A number of key people in the New York City Irish community have just received invitations – far later than in previous years.

The mayor’s announcement in early February that he would not be participating in the official St. Patrick’s Day parade because of its ban on openly LGBT marchers has been followed by weeks of increasingly strained relations with the Irish community.

This, coupled with total silence from the mayor’s office, which still has not appointed an ethnic liaison as is customary, led many to assume that the breakfast would not be taking place.

The mayor’s breakfast is the traditional start of St. Patrick’s Day for New York’s senior figures. This year, the invitation-only event will begin at 8am on the morning of March 17 at Gracie Mansion, which is in Carl Shurz Park on Manhattan’s Upper East Side.

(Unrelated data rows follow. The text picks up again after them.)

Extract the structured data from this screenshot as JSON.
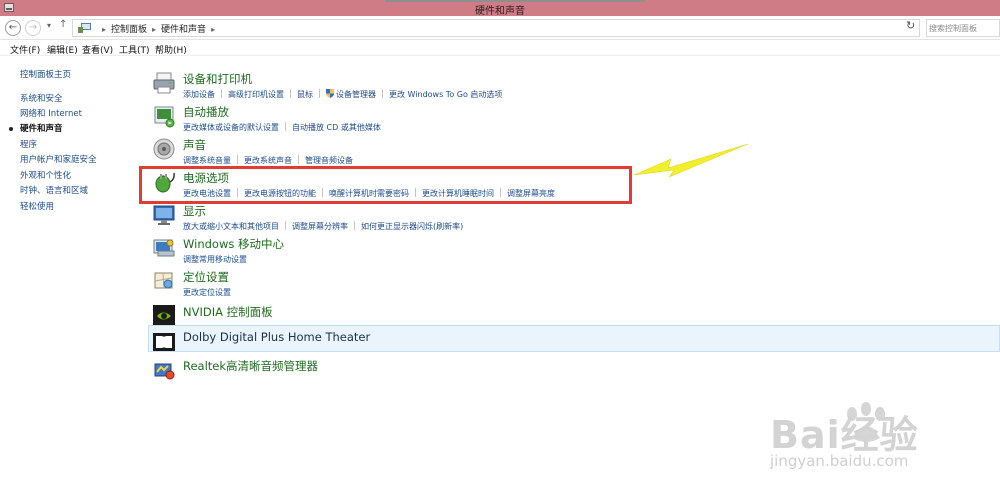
{
  "window": {
    "title": "硬件和声音"
  },
  "address_bar": {
    "breadcrumbs": [
      "控制面板",
      "硬件和声音"
    ],
    "search_placeholder": "搜索控制面板"
  },
  "menu": {
    "items": [
      "文件(F)",
      "编辑(E)",
      "查看(V)",
      "工具(T)",
      "帮助(H)"
    ]
  },
  "left_nav": {
    "home": "控制面板主页",
    "items": [
      {
        "label": "系统和安全"
      },
      {
        "label": "网络和 Internet"
      },
      {
        "label": "硬件和声音",
        "current": true
      },
      {
        "label": "程序"
      },
      {
        "label": "用户帐户和家庭安全"
      },
      {
        "label": "外观和个性化"
      },
      {
        "label": "时钟、语言和区域"
      },
      {
        "label": "轻松使用"
      }
    ]
  },
  "categories": [
    {
      "title": "设备和打印机",
      "links": [
        "添加设备",
        "高级打印机设置",
        "鼠标",
        "设备管理器",
        "更改 Windows To Go 启动选项"
      ],
      "icon": "printer-icon"
    },
    {
      "title": "自动播放",
      "links": [
        "更改媒体或设备的默认设置",
        "自动播放 CD 或其他媒体"
      ],
      "icon": "autoplay-icon"
    },
    {
      "title": "声音",
      "links": [
        "调整系统音量",
        "更改系统声音",
        "管理音频设备"
      ],
      "icon": "speaker-icon"
    },
    {
      "title": "电源选项",
      "links": [
        "更改电池设置",
        "更改电源按钮的功能",
        "唤醒计算机时需要密码",
        "更改计算机睡眠时间",
        "调整屏幕亮度"
      ],
      "icon": "power-plug-icon"
    },
    {
      "title": "显示",
      "links": [
        "放大或缩小文本和其他项目",
        "调整屏幕分辨率",
        "如何更正显示器闪烁(刷新率)"
      ],
      "icon": "display-icon"
    },
    {
      "title": "Windows 移动中心",
      "links": [
        "调整常用移动设置"
      ],
      "icon": "mobility-center-icon"
    },
    {
      "title": "定位设置",
      "links": [
        "更改定位设置"
      ],
      "icon": "location-icon"
    },
    {
      "title": "NVIDIA 控制面板",
      "links": [],
      "icon": "nvidia-icon"
    },
    {
      "title": "Dolby Digital Plus Home Theater",
      "links": [],
      "icon": "dolby-icon"
    },
    {
      "title": "Realtek高清晰音频管理器",
      "links": [],
      "icon": "realtek-icon"
    }
  ],
  "watermark": {
    "brand": "Bai经验",
    "url": "jingyan.baidu.com"
  },
  "colors": {
    "title_bar": "#cf7c86",
    "category_title": "#1e6a1e",
    "link": "#1c4b8a",
    "highlight_box": "#e23b35",
    "arrow": "#f1ee2a",
    "dolby_hover": "#eaf4fd"
  }
}
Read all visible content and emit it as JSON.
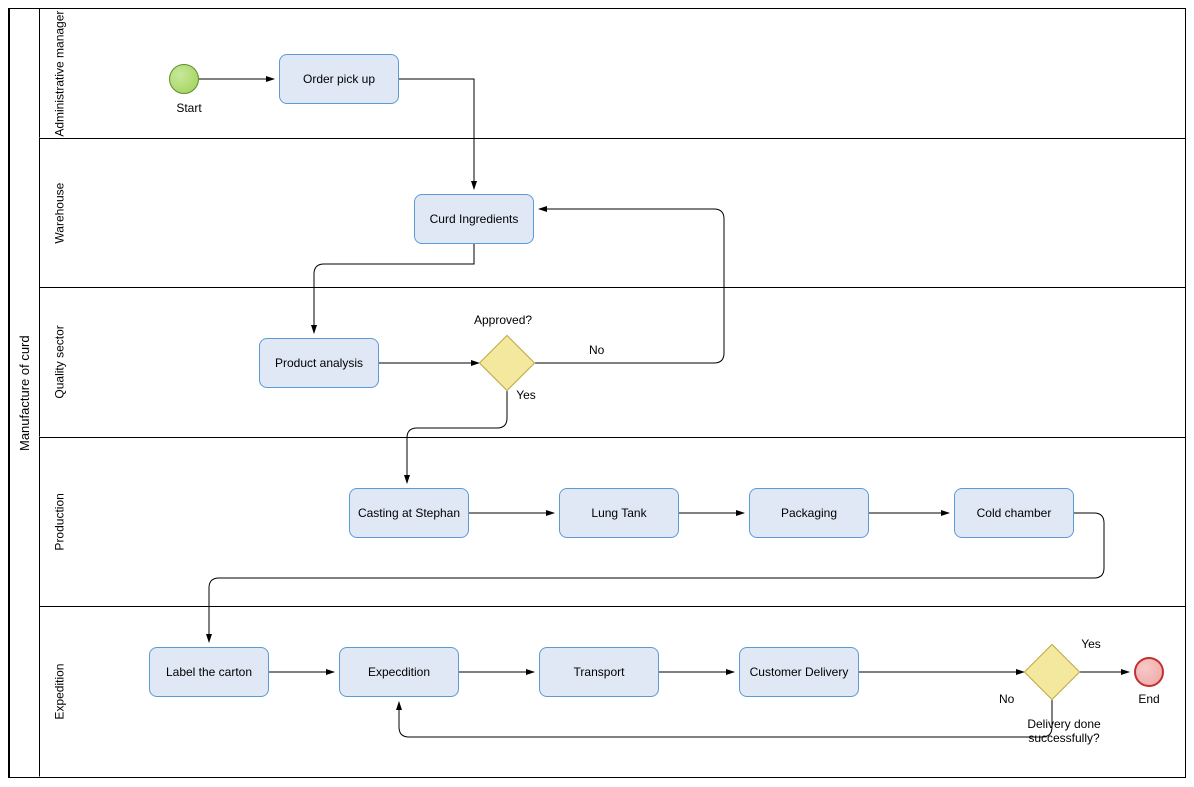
{
  "pool_title": "Manufacture of curd",
  "lanes": {
    "admin": "Administrative manager",
    "warehouse": "Warehouse",
    "quality": "Quality sector",
    "production": "Production",
    "expedition": "Expedition"
  },
  "events": {
    "start_label": "Start",
    "end_label": "End"
  },
  "tasks": {
    "order_pickup": "Order pick up",
    "curd_ingredients": "Curd Ingredients",
    "product_analysis": "Product analysis",
    "casting": "Casting at Stephan",
    "lung_tank": "Lung Tank",
    "packaging": "Packaging",
    "cold_chamber": "Cold chamber",
    "label_carton": "Label the carton",
    "expedition": "Expecdition",
    "transport": "Transport",
    "customer_delivery": "Customer Delivery"
  },
  "gateways": {
    "approved": "Approved?",
    "approved_yes": "Yes",
    "approved_no": "No",
    "delivery_done": "Delivery done successfully?",
    "delivery_yes": "Yes",
    "delivery_no": "No"
  }
}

The mayor’s decision to boycott the Fifth Avenue parade has been met with consternation from some and praise from others. This dynamic has been closely monitored by IrishCentral in recent weeks.

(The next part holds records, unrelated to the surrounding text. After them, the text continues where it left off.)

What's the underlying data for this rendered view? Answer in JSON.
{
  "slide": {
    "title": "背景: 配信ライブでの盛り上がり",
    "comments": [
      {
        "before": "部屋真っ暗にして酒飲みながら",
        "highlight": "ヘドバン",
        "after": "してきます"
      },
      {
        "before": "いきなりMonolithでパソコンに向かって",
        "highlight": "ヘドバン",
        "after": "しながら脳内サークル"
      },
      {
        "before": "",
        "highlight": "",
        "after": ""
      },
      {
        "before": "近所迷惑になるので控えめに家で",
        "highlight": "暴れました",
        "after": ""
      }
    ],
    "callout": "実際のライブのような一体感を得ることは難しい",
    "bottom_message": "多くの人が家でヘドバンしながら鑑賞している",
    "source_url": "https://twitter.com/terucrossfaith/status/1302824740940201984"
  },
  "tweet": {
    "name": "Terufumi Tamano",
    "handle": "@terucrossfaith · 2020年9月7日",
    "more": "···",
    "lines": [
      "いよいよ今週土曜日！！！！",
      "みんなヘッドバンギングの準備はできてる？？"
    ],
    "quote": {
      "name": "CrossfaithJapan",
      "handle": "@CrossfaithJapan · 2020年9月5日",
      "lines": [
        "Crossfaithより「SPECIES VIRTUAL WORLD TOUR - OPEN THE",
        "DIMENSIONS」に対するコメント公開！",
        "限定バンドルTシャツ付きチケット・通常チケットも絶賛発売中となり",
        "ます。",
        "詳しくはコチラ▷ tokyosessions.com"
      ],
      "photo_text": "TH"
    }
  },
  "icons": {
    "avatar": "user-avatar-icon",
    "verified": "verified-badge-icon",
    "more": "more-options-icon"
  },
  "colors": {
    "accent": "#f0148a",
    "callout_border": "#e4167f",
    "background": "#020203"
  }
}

Thus far, the only Irish event he has attended was the St. Pat’s For All celebration in Queens, which bills itself as an inclusive celebration.

De Blasio declined to march in the Rockaway St. Patrick’s Day parade, which took place on the same weekend. Following the devastation caused by Hurricane Sandy, the celebration has taken on even greater significance to the Irish community there.

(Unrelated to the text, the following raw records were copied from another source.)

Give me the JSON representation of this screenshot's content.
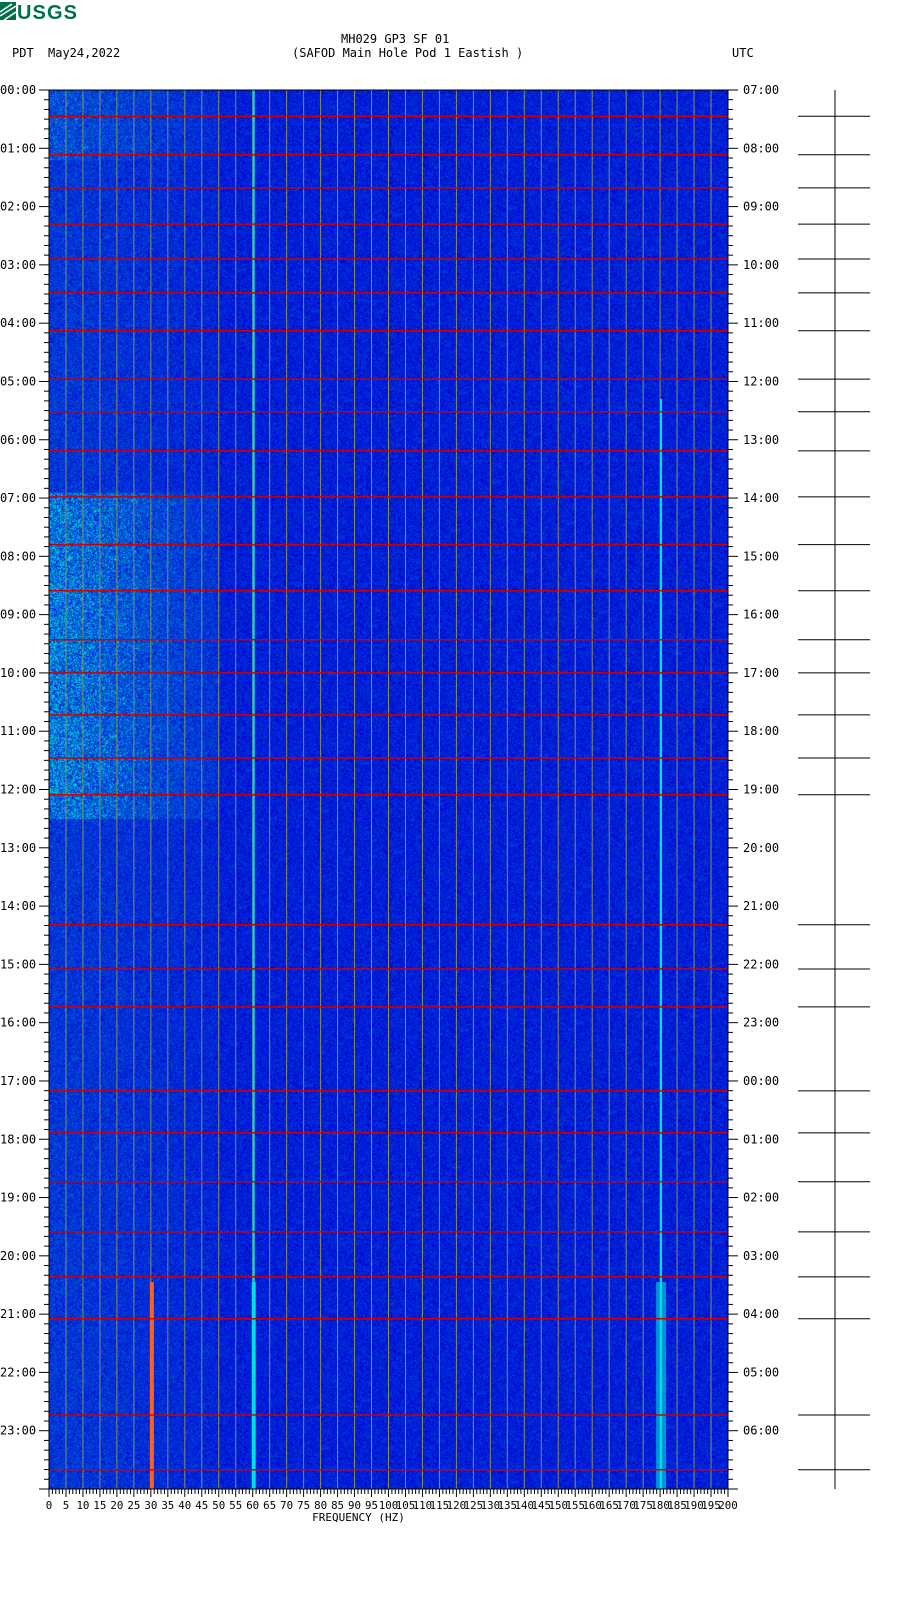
{
  "header": {
    "logo_text": "USGS",
    "title_line1": "MH029 GP3 SF 01",
    "title_line2": "(SAFOD Main Hole Pod 1 Eastish )",
    "left_tz": "PDT",
    "date": "May24,2022",
    "right_tz": "UTC"
  },
  "colors": {
    "background": "#0000cc",
    "event": "#cc0000",
    "grid": "#8c8c5a",
    "hum": "#00e0e0"
  },
  "chart_data": {
    "type": "heatmap",
    "title": "MH029 GP3 SF 01 (SAFOD Main Hole Pod 1 Eastish )",
    "xlabel": "FREQUENCY (HZ)",
    "xlim": [
      0,
      200
    ],
    "ylim_hours": [
      0,
      24
    ],
    "x_ticks": [
      "0",
      "5",
      "10",
      "15",
      "20",
      "25",
      "30",
      "35",
      "40",
      "45",
      "50",
      "55",
      "60",
      "65",
      "70",
      "75",
      "80",
      "85",
      "90",
      "95",
      "100",
      "105",
      "110",
      "115",
      "120",
      "125",
      "130",
      "135",
      "140",
      "145",
      "150",
      "155",
      "160",
      "165",
      "170",
      "175",
      "180",
      "185",
      "190",
      "195",
      "200"
    ],
    "left_ticks_pdt": [
      "00:00",
      "01:00",
      "02:00",
      "03:00",
      "04:00",
      "05:00",
      "06:00",
      "07:00",
      "08:00",
      "09:00",
      "10:00",
      "11:00",
      "12:00",
      "13:00",
      "14:00",
      "15:00",
      "16:00",
      "17:00",
      "18:00",
      "19:00",
      "20:00",
      "21:00",
      "22:00",
      "23:00"
    ],
    "right_ticks_utc": [
      "07:00",
      "08:00",
      "09:00",
      "10:00",
      "11:00",
      "12:00",
      "13:00",
      "14:00",
      "15:00",
      "16:00",
      "17:00",
      "18:00",
      "19:00",
      "20:00",
      "21:00",
      "22:00",
      "23:00",
      "00:00",
      "01:00",
      "02:00",
      "03:00",
      "04:00",
      "05:00",
      "06:00"
    ],
    "event_hours_pdt": [
      0.45,
      1.11,
      1.68,
      2.3,
      2.9,
      3.48,
      4.13,
      4.96,
      5.52,
      6.19,
      6.98,
      7.8,
      8.59,
      9.43,
      10.0,
      10.72,
      11.46,
      12.09,
      14.32,
      15.08,
      15.73,
      17.17,
      17.89,
      18.73,
      19.59,
      20.36,
      21.08,
      22.73,
      23.67
    ],
    "persistent_lines_hz": [
      60,
      180
    ],
    "late_lines": [
      {
        "hz": 30,
        "start_hour": 20.45
      },
      {
        "hz": 60,
        "start_hour": 20.45
      },
      {
        "hz": 180,
        "start_hour": 20.45
      }
    ],
    "low_freq_energy_hz": [
      5,
      50
    ]
  }
}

At the time, de Blasio’s statement that his “approach has been to embrace parades that are inclusive, and that’s the standard we’re going to hold” was met with confusion, as the Rockaway parade does not have a history of excluding LGBT groups from marching. A mayoral spokesperson later explained that de Blasio had misspoken, confusing the Rockaway parade with the Staten Island parade, and that he did not attend the Rockaway celebration because of ‘scheduling reasons.’

While there are no indications that de Blasio will reverse his decision to boycott the Fifth Avenue St. Patrick’s Day Parade, and despite the fact that he has been considerably less hands-on in the parade debate than his counterpart in Boston, Marty Walsh, the news that the event will in fact be happening, late in the game as it is, signifies an olive branch of sorts.

In addition, City Council Speaker Melissa Mark-Viverito, who is also boycotting the Fifth Avenue parade, just announced with other members of the New York City Council that the annual Celebration of Irish Heritage and Culture will be taking place on March 19 in the City Council’s chambers at City Hall.